On comprend que vouloir que son enfant s’intègre au mieux dans la structure sociale, en acquérant non seulement les connaissances et les manières de faire des emplois visés mais aussi les « savoir–être » spécifiques des classes moyennes et supérieures, entraine pour les parents, s’ils demeurent dans une opposition de classe ou, au moins dans une « culture anti- école », un risque de « dissonance cognitive »[33] important et psycho-somatiquement dommageable qui ne peut être réduit qu’en se réfugiant dans une abstention ou même une opposition aux mobilisations critiques que semble diffuser une éducation populaire plus politisée.
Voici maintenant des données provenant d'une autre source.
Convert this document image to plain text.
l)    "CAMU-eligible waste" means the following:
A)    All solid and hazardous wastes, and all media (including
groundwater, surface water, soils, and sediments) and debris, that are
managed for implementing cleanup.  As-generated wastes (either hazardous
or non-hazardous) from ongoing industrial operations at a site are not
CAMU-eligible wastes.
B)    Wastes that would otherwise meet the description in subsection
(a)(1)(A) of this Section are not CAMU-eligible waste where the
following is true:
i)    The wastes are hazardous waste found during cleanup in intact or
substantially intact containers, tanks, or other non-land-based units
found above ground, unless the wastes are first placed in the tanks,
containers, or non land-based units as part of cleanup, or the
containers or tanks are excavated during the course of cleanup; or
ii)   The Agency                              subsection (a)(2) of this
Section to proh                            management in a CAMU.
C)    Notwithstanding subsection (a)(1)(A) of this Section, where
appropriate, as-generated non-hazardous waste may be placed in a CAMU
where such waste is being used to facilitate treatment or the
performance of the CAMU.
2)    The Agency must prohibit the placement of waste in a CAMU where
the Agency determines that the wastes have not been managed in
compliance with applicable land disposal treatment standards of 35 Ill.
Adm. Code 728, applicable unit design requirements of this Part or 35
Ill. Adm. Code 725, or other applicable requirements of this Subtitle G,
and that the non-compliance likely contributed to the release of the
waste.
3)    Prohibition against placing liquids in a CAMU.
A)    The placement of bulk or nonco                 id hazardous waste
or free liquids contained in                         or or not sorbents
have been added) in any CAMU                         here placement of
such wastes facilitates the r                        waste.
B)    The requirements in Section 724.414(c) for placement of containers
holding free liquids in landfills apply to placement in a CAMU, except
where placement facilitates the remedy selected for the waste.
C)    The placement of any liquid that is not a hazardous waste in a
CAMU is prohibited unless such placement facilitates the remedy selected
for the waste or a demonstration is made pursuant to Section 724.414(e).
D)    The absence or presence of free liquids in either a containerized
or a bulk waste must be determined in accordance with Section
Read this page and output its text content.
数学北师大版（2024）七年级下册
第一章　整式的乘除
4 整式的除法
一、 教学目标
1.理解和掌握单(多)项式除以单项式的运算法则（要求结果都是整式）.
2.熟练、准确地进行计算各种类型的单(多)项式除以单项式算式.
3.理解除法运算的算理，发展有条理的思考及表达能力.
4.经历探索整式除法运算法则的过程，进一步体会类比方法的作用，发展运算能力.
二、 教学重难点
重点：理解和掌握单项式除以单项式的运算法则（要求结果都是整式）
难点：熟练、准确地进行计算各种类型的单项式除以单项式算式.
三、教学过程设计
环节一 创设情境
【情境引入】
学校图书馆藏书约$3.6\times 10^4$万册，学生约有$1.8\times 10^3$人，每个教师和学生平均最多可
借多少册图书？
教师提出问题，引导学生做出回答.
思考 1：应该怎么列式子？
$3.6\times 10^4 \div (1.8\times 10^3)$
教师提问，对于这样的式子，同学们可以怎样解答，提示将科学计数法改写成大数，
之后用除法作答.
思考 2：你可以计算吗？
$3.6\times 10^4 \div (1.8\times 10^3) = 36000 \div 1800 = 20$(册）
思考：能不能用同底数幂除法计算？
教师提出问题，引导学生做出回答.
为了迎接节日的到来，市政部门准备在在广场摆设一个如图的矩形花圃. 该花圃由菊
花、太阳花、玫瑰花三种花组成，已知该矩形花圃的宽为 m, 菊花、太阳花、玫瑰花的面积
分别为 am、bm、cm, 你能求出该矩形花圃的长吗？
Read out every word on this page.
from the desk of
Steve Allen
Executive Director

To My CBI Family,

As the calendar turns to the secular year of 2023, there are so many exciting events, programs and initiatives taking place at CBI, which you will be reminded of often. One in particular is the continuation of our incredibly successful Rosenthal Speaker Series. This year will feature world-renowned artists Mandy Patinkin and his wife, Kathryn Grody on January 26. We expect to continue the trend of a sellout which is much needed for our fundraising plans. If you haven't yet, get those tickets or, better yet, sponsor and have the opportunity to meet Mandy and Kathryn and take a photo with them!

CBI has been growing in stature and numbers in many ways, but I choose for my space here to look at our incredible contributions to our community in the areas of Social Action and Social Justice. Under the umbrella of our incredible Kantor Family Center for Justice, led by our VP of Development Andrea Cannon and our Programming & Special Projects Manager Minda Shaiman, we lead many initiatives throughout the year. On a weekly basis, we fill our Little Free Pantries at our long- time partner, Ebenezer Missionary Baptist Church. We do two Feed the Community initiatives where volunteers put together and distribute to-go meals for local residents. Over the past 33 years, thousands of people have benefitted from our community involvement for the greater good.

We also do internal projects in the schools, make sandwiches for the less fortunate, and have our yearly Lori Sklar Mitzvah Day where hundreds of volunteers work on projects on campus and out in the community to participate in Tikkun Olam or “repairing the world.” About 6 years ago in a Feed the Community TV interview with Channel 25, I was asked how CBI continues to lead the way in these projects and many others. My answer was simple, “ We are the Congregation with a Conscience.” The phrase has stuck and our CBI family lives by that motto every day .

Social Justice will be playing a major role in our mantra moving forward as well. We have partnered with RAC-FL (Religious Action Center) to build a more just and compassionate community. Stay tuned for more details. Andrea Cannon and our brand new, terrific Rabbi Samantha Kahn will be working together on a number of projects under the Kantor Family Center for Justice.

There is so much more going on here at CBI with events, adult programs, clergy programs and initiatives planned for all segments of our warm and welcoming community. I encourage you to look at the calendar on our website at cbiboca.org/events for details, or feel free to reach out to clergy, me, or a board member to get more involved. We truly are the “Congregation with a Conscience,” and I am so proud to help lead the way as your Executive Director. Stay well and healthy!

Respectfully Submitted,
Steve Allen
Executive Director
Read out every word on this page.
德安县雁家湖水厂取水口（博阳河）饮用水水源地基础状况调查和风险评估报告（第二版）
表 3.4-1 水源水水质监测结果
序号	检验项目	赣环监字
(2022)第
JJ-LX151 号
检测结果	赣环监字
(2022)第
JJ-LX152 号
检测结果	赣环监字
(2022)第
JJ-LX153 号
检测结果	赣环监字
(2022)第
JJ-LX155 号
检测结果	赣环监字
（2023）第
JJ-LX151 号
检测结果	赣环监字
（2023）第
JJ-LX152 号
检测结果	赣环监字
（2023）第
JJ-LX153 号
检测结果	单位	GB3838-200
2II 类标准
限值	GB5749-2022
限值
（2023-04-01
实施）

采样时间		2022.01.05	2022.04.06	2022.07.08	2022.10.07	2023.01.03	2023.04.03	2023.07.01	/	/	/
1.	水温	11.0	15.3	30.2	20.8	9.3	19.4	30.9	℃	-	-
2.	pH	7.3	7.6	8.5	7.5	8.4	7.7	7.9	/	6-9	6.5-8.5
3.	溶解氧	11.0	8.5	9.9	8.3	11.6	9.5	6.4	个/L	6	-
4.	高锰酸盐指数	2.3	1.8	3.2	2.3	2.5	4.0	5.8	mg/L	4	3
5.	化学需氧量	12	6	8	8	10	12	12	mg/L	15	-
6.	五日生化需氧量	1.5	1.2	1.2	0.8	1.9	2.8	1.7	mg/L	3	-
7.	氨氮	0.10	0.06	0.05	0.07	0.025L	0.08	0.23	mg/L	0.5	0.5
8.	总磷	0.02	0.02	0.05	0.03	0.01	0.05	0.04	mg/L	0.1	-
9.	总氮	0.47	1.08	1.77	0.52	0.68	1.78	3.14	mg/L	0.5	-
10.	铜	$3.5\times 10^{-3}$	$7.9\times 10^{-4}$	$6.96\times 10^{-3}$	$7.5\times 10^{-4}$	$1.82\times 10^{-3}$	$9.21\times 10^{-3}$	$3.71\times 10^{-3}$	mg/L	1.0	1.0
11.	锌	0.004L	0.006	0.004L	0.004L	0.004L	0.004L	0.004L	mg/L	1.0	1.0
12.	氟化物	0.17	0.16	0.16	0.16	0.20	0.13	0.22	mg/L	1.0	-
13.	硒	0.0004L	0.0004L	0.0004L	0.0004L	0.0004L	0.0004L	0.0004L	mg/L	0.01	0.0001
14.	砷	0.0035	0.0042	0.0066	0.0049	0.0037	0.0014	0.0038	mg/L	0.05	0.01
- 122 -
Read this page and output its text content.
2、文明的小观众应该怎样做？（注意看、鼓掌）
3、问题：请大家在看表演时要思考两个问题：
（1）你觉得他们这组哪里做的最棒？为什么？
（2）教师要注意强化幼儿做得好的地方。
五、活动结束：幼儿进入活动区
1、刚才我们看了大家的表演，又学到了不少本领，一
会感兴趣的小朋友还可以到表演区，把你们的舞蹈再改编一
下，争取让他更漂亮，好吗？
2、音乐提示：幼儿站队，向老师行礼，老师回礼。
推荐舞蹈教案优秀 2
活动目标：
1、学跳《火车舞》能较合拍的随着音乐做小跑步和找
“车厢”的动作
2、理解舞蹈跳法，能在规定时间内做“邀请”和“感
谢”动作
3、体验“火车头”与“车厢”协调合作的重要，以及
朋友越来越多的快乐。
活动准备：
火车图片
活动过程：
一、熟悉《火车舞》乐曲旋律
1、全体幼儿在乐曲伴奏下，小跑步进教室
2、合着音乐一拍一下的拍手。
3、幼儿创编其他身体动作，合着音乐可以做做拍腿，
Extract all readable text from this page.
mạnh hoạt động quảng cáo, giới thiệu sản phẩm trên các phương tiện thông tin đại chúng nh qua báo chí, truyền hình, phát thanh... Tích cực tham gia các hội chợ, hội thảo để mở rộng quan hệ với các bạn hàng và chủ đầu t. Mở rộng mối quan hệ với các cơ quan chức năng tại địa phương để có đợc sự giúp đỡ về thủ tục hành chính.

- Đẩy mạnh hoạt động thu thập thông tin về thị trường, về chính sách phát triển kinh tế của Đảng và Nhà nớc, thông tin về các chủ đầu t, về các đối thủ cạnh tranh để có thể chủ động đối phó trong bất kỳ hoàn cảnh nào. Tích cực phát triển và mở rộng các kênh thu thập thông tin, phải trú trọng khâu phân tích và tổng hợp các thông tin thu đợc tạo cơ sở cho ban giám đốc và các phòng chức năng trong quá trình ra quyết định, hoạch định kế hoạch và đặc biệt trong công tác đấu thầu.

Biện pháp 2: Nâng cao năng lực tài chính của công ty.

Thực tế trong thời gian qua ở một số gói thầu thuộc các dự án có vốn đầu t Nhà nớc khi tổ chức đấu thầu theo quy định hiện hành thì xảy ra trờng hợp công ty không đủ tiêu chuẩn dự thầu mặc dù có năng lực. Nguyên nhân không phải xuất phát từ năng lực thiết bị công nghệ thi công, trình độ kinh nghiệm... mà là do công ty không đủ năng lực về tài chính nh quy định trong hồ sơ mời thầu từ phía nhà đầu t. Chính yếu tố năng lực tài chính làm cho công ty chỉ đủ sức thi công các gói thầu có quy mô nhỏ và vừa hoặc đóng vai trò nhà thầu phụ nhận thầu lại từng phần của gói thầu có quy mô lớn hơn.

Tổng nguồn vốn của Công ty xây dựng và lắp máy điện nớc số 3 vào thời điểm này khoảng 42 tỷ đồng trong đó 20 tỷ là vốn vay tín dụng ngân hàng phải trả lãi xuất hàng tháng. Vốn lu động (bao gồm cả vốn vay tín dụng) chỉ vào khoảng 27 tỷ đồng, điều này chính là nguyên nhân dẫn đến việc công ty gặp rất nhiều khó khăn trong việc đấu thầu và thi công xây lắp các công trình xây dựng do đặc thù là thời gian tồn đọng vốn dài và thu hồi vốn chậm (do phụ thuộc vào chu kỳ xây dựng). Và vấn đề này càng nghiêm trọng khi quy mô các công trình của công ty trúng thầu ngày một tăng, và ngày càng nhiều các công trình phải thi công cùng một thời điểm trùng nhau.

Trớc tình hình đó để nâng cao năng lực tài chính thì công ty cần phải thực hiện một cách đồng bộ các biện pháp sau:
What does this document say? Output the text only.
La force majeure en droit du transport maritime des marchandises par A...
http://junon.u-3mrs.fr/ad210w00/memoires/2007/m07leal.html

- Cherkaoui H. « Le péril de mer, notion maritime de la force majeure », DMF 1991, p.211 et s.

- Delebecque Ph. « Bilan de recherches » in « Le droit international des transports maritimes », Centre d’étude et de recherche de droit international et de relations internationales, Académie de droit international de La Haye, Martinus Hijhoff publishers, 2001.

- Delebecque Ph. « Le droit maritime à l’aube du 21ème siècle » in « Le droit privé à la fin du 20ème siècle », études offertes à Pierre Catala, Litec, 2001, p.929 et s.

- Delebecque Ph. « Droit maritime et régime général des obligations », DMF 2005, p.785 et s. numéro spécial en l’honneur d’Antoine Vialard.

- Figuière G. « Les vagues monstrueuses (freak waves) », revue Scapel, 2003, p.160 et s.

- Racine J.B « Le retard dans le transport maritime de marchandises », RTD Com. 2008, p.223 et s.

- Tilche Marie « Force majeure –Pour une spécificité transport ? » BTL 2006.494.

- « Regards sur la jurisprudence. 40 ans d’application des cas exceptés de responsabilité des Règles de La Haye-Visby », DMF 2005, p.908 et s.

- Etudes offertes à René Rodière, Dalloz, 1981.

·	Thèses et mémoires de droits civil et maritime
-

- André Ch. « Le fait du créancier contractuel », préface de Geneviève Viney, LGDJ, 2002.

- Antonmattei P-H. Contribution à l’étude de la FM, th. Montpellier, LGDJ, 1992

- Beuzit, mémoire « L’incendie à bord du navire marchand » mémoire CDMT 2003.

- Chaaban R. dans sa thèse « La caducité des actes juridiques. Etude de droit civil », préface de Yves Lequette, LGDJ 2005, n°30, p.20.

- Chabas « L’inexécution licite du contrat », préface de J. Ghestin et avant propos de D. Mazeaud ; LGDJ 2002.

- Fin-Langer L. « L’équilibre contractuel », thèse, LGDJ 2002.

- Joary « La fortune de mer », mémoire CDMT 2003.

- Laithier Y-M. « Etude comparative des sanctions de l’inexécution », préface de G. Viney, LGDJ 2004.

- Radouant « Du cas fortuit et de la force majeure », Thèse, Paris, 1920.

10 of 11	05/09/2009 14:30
Plus encore « L’État thérapeutique », comme l’a si justement dénommé Christopher Lash[34] (celui des médecins, des éducateurs, des psychologues, des juges, des psychanalystes, des conseillers conjugaux etc. des techniciens des relations en somme), en dépossédant les classes populaires et moyennes (dont, surtout, les femmes), de ses savoirs ancestraux et de ses pouvoirs, (particulièrement sur les enfants), a permis l’installation d’un contrôle diffus qui dégrade et affaiblit les possibilités d’une éducation critique.

 

III- Des facteurs liés aux animateurs, animatrices et bénévoles de l’éducation populaire

Parce que l’ordre social n’est pas exclusivement l’expression de rapports de force économiques et politiques mais aussi un ordre symbolique fait de signes, de mots, de mots d’ordre dans lequel la contribution des intellectuels (hommes et femmes) à la conservation ou à la subversion de cet ordre est décisive puisqu’ils et elles conçoivent les moyens de décrire la réalité et de définir les possibles qui s’y trouvent contenus, on comprend que, dans les périodes où les classes populaires sont en position de force (comme cela a été le cas après 1945 où la bourgeoisie, déconsidérée pour sa collaboration économique avec l’occupant nazi, faisait profil bas), l’éducation populaire ait été florissante et que des artistes et des intellectuels aient été enclins à exprimer les significations propres à la culture de ces classes. Les animateurs, animatrices et intervenants, intervenantes reproduisaient sans hésitations les significations des groupes qui étaient censés leur déléguer une autorité pour ce faire. Dans ces circonstances, les interrogations et les doutes sur les significations de la culture populaire et de l’éducation populaire ne se posaient guère.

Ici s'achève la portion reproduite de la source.